Вечерами, припоминая всю необозримую кучу дел, проделанных, начатых или попросту брошенных, она всегда изумлялась тому, что ни в одно мгновение у нее не вставал вопрос о контактности, коммуникабельности или субординации. Все получалось само собой, и что самое удивительное — выходило так, что не она руководила и наставляла этих карапузов, а они весь длиннющий день неусыпно заботились о ней — кормили, одевали, готовили, учили прясть (невиданное дело!), а уж о развлечениях вечерних и говорить не приходилось — все песни, все сказки они рассказывали не друг другу, а исключительно ей.
Первое время она благодарно принимала эту трогательную заботу, полагая, что все это относится к жене — хм, может быть, и не жене, а подруге, не выяснять же это с детишками младшего школьного возраста! — их уважаемого Инебела.
Но мало-помалу до нее дошло, что ее попросту считают худородном, прирожденной калекой, у которой ручки — вот ведь беда! — не умеют становиться естественным орудием труда. И что в основе их внимания лежат запасы доброты столь неиссякаемой, что весь человеческий гуманизм казался перед нею какой-то сухонькой, рассудочной благотворительностью. Маленькие кемиты приняли ее совершенно безоглядно, как человек принял бы птицу с перебитым крылом.
В сущности, уже сейчас она могла бы допустить в свою крошечную колонию других землян, и теперь их приняли бы так же безоговорочно, но ее удерживало одно — страх перед изгнанием на «Рогнеду», причины которого она так и не успела узнать.
Между тем за хозяйственными хлопотами пролетел белый день, и краешек луны, опережающей наступление вечера, проклюнулся в расщелине между скал. Обед пропустили!
И только тут впервые острая рыбья косточка впилась в сердце: никогда еще Инек не приходил так поздно. Она вскочила на ноги, стрелой пролетела всю лужайку, окунулась в сырую промозглость сквозного грота, который она в шутку прозвала «тамбуром», и высунулась из щели, от которой убегала вниз неприметная для посторонних тропинка.
Было совершенно тихо. Журчанье воды, ленивый шелест совсем неопасных здесь гадов. И все.
Она вернулась в свой заповедный уголок. Настороженная, ломкая тишина.

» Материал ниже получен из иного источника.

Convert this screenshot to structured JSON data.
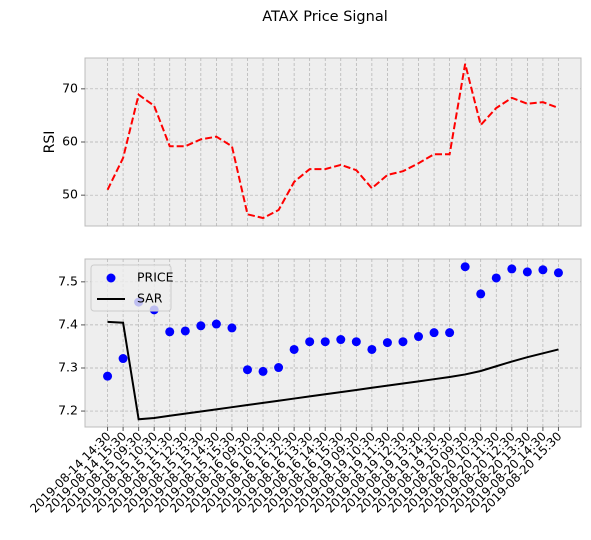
{
  "chart_data": [
    {
      "type": "line",
      "title": "ATAX Price Signal",
      "ylabel": "RSI",
      "color": "#ff0000",
      "linestyle": "dashed",
      "values": [
        51,
        57,
        68.9,
        66.8,
        59.2,
        59.2,
        60.5,
        61,
        59.2,
        46.4,
        45.7,
        47.2,
        52.5,
        54.9,
        54.9,
        55.7,
        54.7,
        51.3,
        53.8,
        54.5,
        56,
        57.7,
        57.7,
        74.7,
        63.2,
        66.4,
        68.3,
        67.2,
        67.5,
        66.4
      ],
      "ylim": [
        44.2,
        75.8
      ],
      "yticks": [
        50,
        60,
        70
      ],
      "grid": true
    },
    {
      "type": "combo",
      "legend": "upper left",
      "grid": true,
      "categories": [
        "2019-08-14 14:30",
        "2019-08-14 15:30",
        "2019-08-15 09:30",
        "2019-08-15 10:30",
        "2019-08-15 11:30",
        "2019-08-15 12:30",
        "2019-08-15 13:30",
        "2019-08-15 14:30",
        "2019-08-15 15:30",
        "2019-08-16 09:30",
        "2019-08-16 10:30",
        "2019-08-16 11:30",
        "2019-08-16 12:30",
        "2019-08-16 13:30",
        "2019-08-16 14:30",
        "2019-08-16 15:30",
        "2019-08-19 09:30",
        "2019-08-19 10:30",
        "2019-08-19 11:30",
        "2019-08-19 12:30",
        "2019-08-19 13:30",
        "2019-08-19 14:30",
        "2019-08-19 15:30",
        "2019-08-20 09:30",
        "2019-08-20 10:30",
        "2019-08-20 11:30",
        "2019-08-20 12:30",
        "2019-08-20 13:30",
        "2019-08-20 14:30",
        "2019-08-20 15:30"
      ],
      "series": [
        {
          "name": "PRICE",
          "kind": "scatter",
          "color": "#0000ff",
          "values": [
            7.281,
            7.322,
            7.453,
            7.435,
            7.384,
            7.386,
            7.398,
            7.402,
            7.393,
            7.296,
            7.292,
            7.301,
            7.343,
            7.361,
            7.361,
            7.366,
            7.361,
            7.343,
            7.359,
            7.361,
            7.373,
            7.382,
            7.382,
            7.535,
            7.472,
            7.509,
            7.53,
            7.523,
            7.528,
            7.521
          ]
        },
        {
          "name": "SAR",
          "kind": "line",
          "color": "#000000",
          "values": [
            7.407,
            7.405,
            7.181,
            7.184,
            7.189,
            7.194,
            7.199,
            7.204,
            7.209,
            7.214,
            7.219,
            7.224,
            7.229,
            7.234,
            7.239,
            7.244,
            7.249,
            7.254,
            7.259,
            7.264,
            7.269,
            7.274,
            7.279,
            7.285,
            7.293,
            7.304,
            7.315,
            7.325,
            7.334,
            7.343
          ]
        }
      ],
      "ylim": [
        7.163,
        7.553
      ],
      "yticks": [
        7.2,
        7.3,
        7.4,
        7.5
      ]
    }
  ]
}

Младшенькие копошатся, что-то обтесывают каменными ножами — как это им удается делать все абсолютно бесшумно? Но сегодня они как-то по-особенному осторожны. У всех у них напряженные, настороженные спинки с худыми, замершими лопатками. Прямо живые локаторы какие-то. А они-то какой беды ждут, неугаданной, нежданной? Впрочем, с них вполне достаточно и того, от чего они сбежали, — этого немыслимого побоища худородков, иродовой травли, когда родители в непонятно откуда взявшемся фанатическом исступлении вышвыривали из своих домов на растерзание самых слабеньких, самых больных и — по земным естественным нормам — самых дорогих своих малышей.
Одиннадцать детских душ… Нет, не душ. Одиннадцать хрупких, еще до своего рождения изуродованных детских тел. Кшися вдруг осознала, что она и помнит-то их в основном не по именам, а по их недугам: вон у того не гнется спина, те две девчушки, что пилят пополам громадный стручок, — обе немые, хотя слышат неплохо, и хорошо слышит мальчуган в совсем коротенькой — наверное, единственной — юбчонке, у которого совершенно нет ушных раковин. И Апль, у которой на непомерно длинных ногах никогда не выпрямляются коленки. Одиннадцать худородков, спасение которых в их худодейственных руках. И все же одни они здесь не выживут. Где же Инебел, где их старшенький? Прокормиться ведь можно и стручками. Что же погнало его на дальнюю охоту? А он знал, что пойдет далеко — ведь шепнул же: «Да хранят тебя твои Боги!»
А ведь это был их уговор — никаких богов…
— Старшенькая-вечерненькая, иди, мы стручков налущили!
Вечерненькая — это, надо понимать, «печальненькая». Не надо показывать им своей тревоги. Разве что Апль…
— Апль, ты не знаешь, куда пошел Инебел?
Апль замерла на плоском камне возле ручья, сидит, словно лягушонок, коленки выше ушей. Глаза чернущие, громадные, как у брата, — в воду смотрят, воды не видят.
— Апль!..
— Инебел ушел выполнить завет Великих Богов.